USA – Death came in an instant. And as never seen before in California history.
The Redding firefighter who died on July 26 as the fast-growing Carr Fire hit its apex was in fact killed by a fire tornado, the most intense tornado ever in the state, according to a report The Chronicle obtained Wednesday.
At 7:39 p.m. the longtime Redding Fire Department veteran was driving his Ford F-150 truck down Buenaventura Road in northwest Redding, working on evacuating residents. One minute later he radioed out a “mayday” call saying he was getting burned over, and then his transmissions abruptly stopped, according to Cal Fire’s Green Sheet, the agency’s report on serious injuries and accidents.
Fire dispatchers desperately tried to find him by “pinging” his cell phone. One Cal Fire supervisor, leading evacuees as he went, drove north on Buenaventura toward where Stoke, a 37-year-old fire inspector, had been headed. There was no sign of him.
Meanwhile, the tornado was so ferocious it pulsed with 2,700 degrees of heat. It ripped roofs off houses and flung cars, power line towers and a steel shipping container into the air — all within a half-mile of the spot where Stoke was believed to have been trapped, according to the report. The phenomenon, exploding in the middle of what was already a gigantic, devastating wildfire, was so unusual even Cal Fire investigators are still struggling to understand it.
“Observations from witnesses and other evidence suggest that either several fire tornadoes occurred at different locations and times, or one fire tornado formed and then periodically weakened and strengthened causing several separate damage areas,” the report said.
Regardless of those specifics, the sight alone of the tornado that overwhelmed Stoke was awful. Several videos included in the Green Sheet show a terrifying, huge funnel dwarfing houses and fields as it shoves its swirling, flame-filled clouds high into the air. One video shows a tornado skipping along the water’s surface at Keswick Dam.
Stoke was well familiar with the dangers of out-of-control wildfires. But this tornado, the report and experts say, was unlike anything experienced before in California — quick, hot, huge and unpredictable.
UC Berkeley forensics Professor George Sensabaugh told The Chronicle that given the ruthlessness of the tornado, there was probably little Stoke could have done to save himself.

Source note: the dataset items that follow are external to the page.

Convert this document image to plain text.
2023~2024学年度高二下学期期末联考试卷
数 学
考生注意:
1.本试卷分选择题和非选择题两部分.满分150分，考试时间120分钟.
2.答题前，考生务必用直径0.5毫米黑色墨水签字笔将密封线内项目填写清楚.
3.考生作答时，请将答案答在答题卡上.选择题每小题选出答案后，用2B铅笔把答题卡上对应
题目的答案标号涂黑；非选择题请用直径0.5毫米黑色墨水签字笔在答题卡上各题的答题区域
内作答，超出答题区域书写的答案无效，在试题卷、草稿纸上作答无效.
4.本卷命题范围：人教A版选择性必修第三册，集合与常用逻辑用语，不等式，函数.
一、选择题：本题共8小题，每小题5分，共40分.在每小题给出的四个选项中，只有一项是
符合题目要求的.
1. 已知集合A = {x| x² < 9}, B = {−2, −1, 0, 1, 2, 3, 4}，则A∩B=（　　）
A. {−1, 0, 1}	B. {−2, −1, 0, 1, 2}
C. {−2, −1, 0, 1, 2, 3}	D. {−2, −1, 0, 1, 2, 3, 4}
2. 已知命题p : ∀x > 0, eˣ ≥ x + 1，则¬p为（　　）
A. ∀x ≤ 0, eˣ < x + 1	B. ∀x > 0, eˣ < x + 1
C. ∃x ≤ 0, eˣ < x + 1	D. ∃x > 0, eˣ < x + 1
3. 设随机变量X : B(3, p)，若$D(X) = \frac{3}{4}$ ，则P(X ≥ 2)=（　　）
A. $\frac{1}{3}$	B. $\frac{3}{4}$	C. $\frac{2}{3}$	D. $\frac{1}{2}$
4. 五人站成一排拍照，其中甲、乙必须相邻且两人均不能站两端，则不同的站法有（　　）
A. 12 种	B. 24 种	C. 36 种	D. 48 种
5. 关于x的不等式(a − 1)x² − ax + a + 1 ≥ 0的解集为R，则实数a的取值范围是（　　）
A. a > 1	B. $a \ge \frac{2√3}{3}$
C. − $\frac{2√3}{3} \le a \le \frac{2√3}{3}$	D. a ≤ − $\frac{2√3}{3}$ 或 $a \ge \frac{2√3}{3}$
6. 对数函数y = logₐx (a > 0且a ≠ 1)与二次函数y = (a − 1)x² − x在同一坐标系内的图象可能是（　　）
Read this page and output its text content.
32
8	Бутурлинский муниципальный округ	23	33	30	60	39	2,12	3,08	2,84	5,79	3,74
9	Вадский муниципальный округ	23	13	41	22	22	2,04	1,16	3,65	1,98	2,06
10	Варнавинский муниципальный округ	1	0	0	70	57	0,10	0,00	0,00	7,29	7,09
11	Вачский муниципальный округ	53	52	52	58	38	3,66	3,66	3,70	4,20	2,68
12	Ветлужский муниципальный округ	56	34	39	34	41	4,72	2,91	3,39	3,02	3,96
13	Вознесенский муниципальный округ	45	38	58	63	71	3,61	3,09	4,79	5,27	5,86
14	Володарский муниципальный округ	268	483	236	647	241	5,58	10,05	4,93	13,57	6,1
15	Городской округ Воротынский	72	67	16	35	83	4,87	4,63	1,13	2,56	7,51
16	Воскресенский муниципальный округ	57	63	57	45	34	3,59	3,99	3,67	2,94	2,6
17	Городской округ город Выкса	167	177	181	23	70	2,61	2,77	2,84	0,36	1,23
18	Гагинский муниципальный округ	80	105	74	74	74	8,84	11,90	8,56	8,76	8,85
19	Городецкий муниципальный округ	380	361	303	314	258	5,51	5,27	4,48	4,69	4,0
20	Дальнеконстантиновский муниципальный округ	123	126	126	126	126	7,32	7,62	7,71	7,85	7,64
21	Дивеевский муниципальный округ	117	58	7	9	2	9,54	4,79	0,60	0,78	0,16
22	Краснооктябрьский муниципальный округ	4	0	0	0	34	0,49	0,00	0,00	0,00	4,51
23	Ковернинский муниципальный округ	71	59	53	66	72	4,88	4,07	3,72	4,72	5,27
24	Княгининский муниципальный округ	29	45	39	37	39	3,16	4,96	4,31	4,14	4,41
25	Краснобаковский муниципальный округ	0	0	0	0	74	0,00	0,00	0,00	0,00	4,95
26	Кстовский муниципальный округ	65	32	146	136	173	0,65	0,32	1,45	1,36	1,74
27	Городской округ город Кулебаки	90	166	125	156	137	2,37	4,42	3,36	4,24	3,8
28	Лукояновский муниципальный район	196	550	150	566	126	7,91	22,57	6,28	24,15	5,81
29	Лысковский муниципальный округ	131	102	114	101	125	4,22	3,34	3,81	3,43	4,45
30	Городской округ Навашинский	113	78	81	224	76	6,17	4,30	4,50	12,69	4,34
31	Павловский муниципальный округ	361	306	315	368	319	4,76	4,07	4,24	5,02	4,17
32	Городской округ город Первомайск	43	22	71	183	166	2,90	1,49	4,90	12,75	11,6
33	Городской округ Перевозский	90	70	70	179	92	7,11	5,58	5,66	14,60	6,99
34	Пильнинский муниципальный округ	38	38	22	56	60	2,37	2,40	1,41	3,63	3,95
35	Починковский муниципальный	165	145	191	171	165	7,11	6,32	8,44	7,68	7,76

“I haven’t heard of anything quite like that,” he said, adding that some aspects of the tornado remind him of the historic bombing in World War II that destroyed the German city of Dresden. “I can’t imagine that he would have had a chance with no real advance warning.”
The report says that a Cal Fire captain noticed the twister near Buenaventura, looking north from Land Park, at 7:38 p.m. One minute later was when Stoke was driving along that road, and at 7:40 p.m. was when his “mayday” call went out.
“It’s pretty chilling when you look at the narrative,” said Jonathan Cox, a Cal Fire battalion chief who has read the report. “How quickly this tornado went from being dangerous to being just extreme and overwhelming was astounding. It’s something we’ve never seen before.”
At the time Stoke died, the Carr Fire had already burned 29,000 acres, dozens of homes and sent thousands of people fleeing for their lives. As of Wednesday evening, the blaze had destroyed 1,077 homes and charred 214,527 acres. It was 69 percent contained.
The Green Sheet also details the death that same evening of 81-year-old contract bulldozer operator Don Ray Smith of Pollock Pines (El Dorado County), and the harrowing escapes of fire crews and other dozer operators in the area where Stoke died.
Smith was helping cut a fire line near Spring Creek Reservoir at around 5:45 p.m. when flames surrounded him, according to the report. He radioed back that he couldn’t make it back to where he’d departed “because he was cut off by the fire, and he would push down instead,” the report said, and between 5:46 and 5:50 p.m. he requested water drops from firefighting aircraft and said he was “attempting to make a safety zone.”
Four Cal Fire helicopters began dumping water at 5:50 p.m. through heavy smoke into the location where they thought Smith was. The blaze was too intense to send in ground crews right away, the report said, and at 6:10 p.m. crew leaders told their division supervisor that Smith had been burned over.
The flames backed off enough by 7 p.m. for a crew to head down the fire line and confirm that Smith was dead.
The report does not assess blame, but it does offer cautions for the future — such as fleeing fire tornadoes upon sight.
Cox said the advice is wise, and the grief over the death of colleagues is nearly unfathomable. The probability of the future is that things will remain grim.
“It’s the trend we have now — larger, more damaging fires, and more and more of them,” he said. “The conditions are unrelenting.”